5 thoughts on “Entrepreneurship is not an "employment gap"

  1. Eric –

    The most frustrating thing about the interviewing process is when you have to meet with individuals who haven’t experienced a nonlinear career path. Many professionals – especially those who work in a marketing or IT functionality – often move between traditional employment situations and freelance or self-employed situations.

    As a hiring manager, I actually prefer candidates who have taken a more fluid approach to their careers. I find that these individuals bring a great deal of energy, explosive skillsets and insight into their work. In my opinion, there is nothing worse than a “9 to 5er:” someone who is just punching in and punching out. At the same time, I detest clock watchers too, but that’s a whole different subject.

    Twenty or thirty years ago it may have been OK to really dig deep into perceived “gaps” in a resume. But today, I don’t think that is something that hiring managers should be focused on. Instead – look at what a candidate is bringing to the table and understand that, due to either economic or personal situations, not every professional will have paid professional employment from the onset of their career. Additionally, hiring managers should absolutely be able to recognize entrepreneurial or self-employed experiences as an asset, not a distraction. Frankly, it is no different than taking time out of one’s career to matriculate into a degree program.

    Unfortunately, many traditional organizations are comprised of individuals who took a more static career path.

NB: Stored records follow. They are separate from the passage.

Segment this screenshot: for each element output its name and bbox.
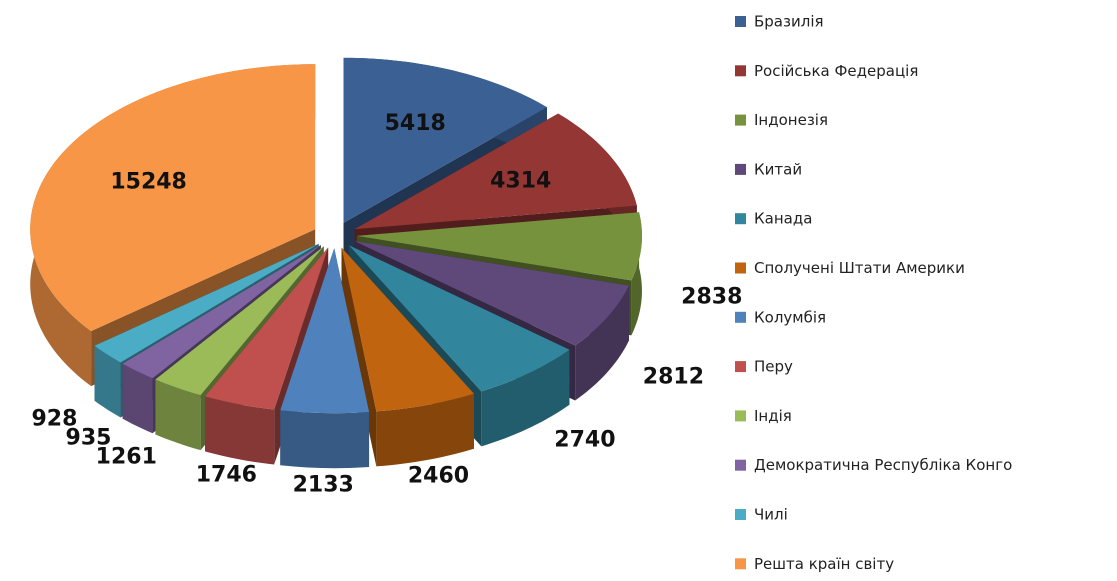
legend-swatch: [735, 361, 746, 373]
legend-label: Російська Федерація: [754, 62, 918, 80]
value-label: 4314: [490, 169, 551, 194]
slice: [122, 245, 321, 379]
slice-side: [280, 410, 370, 469]
legend-swatch: [735, 311, 746, 323]
slice: [356, 212, 642, 281]
legend-label: Колумбія: [754, 308, 826, 326]
slice: [343, 57, 547, 223]
slice-side: [122, 363, 153, 434]
legend-label: Чилі: [754, 506, 788, 524]
legend-label: Решта країн світу: [754, 555, 894, 573]
slice: [155, 246, 324, 396]
slice-side: [481, 349, 570, 447]
slice: [341, 247, 474, 412]
legend-label: Індонезія: [754, 111, 828, 129]
slice: [348, 245, 570, 392]
legend-label: Канада: [754, 210, 812, 228]
value-label: 2812: [643, 364, 704, 389]
slice: [94, 243, 319, 363]
slice-side: [575, 285, 629, 401]
legend-swatch: [735, 410, 746, 422]
legend-label: Бразилія: [754, 13, 824, 31]
legend-label: Сполучені Штати Америки: [754, 259, 965, 277]
legend-label: Перу: [754, 358, 793, 376]
value-label: 2838: [681, 285, 742, 310]
slice-side: [94, 345, 121, 418]
value-label: 2133: [293, 473, 354, 498]
value-label: 1261: [96, 444, 157, 469]
value-label: 15248: [110, 169, 187, 194]
legend-label: Демократична Республіка Конго: [754, 456, 1012, 474]
value-label: 2740: [554, 427, 615, 452]
value-label: 5418: [385, 111, 446, 136]
value-label: 935: [66, 425, 112, 450]
legend-swatch: [735, 65, 746, 77]
slice-side: [155, 379, 201, 451]
legend-swatch: [735, 114, 746, 126]
slice-side: [376, 393, 474, 467]
slice: [205, 247, 329, 410]
value-label: 2460: [408, 464, 469, 489]
slice: [280, 248, 370, 414]
legend-swatch: [735, 558, 746, 570]
legend-label: Китай: [754, 160, 802, 178]
legend-swatch: [735, 213, 746, 225]
slice: [354, 113, 637, 230]
legend-label: Індія: [754, 407, 792, 425]
slice: [30, 64, 316, 332]
legend-swatch: [735, 459, 746, 471]
legend-swatch: [735, 163, 746, 175]
value-label: 1746: [196, 463, 257, 488]
slice-tops: [30, 57, 642, 414]
legend-swatch: [735, 262, 746, 274]
slice-side: [205, 396, 275, 465]
value-label: 928: [31, 406, 77, 431]
slice: [354, 241, 629, 346]
legend-swatch: [735, 16, 746, 27]
legend-swatch: [735, 509, 746, 520]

If these are the people making the hiring decisions, then they aren’t as opened to untraditional paths for a multitude of reasons: “this candidate could jump the ship and I would have to rehire.” Or, even worse for the job candidate, “this person has an array of talents – they may take over my job.” People don’t like to rock the boat, so they’re not willing to bring on someone that could upset the comfort level.

    Innovative managers and innovate companies recognize that candidates with a nonlinear career path could prove to be a tremendous asset.

    Searches can be both invigorating (meeting new people, discussing new ideas) and frustrating (draining from answering inane questions or being scrutinized). Hang in there and good luck. The right employer will be tickled to find someone with your talents!

    • Thanks for the kind words and I completely agree. Gone are the days of people working their entire careers with one company and I’ve always admired people who are willing to take the leap into entrepreneurship because it takes guts…even before I ventured into the great unknown of business ownership myself. In this day and age with so many people following a nonlinear career path it seems ludicrous to look at self-employment, entrepreneurship or contracting as “a career gap”. That’s what led me to write this. Particularly as more and more people follow this path and after this economic recession…there will be even more of them.

  2. Man, I would love to have someone call my entrepreneurial experience an employment gap. I’m pretty sure I’d be asked to leave the building. 🙂

    “Yeah, I guess investing my own capital, time, blood, sweat and tears in a venture is quite the gap. Foregoing the stability of a steady paycheck in favor of a lifestyle where I ate what I killed or didn’t eat at all…silly me. Doing more than what is outlined in my job description or what will get me the next promotion to build something I believe in with my heart and soul…you’re right I was irresponsible.”

    “I’m just curious, would you still see it as a gap if I had built my business bigger and was considering you for employment?”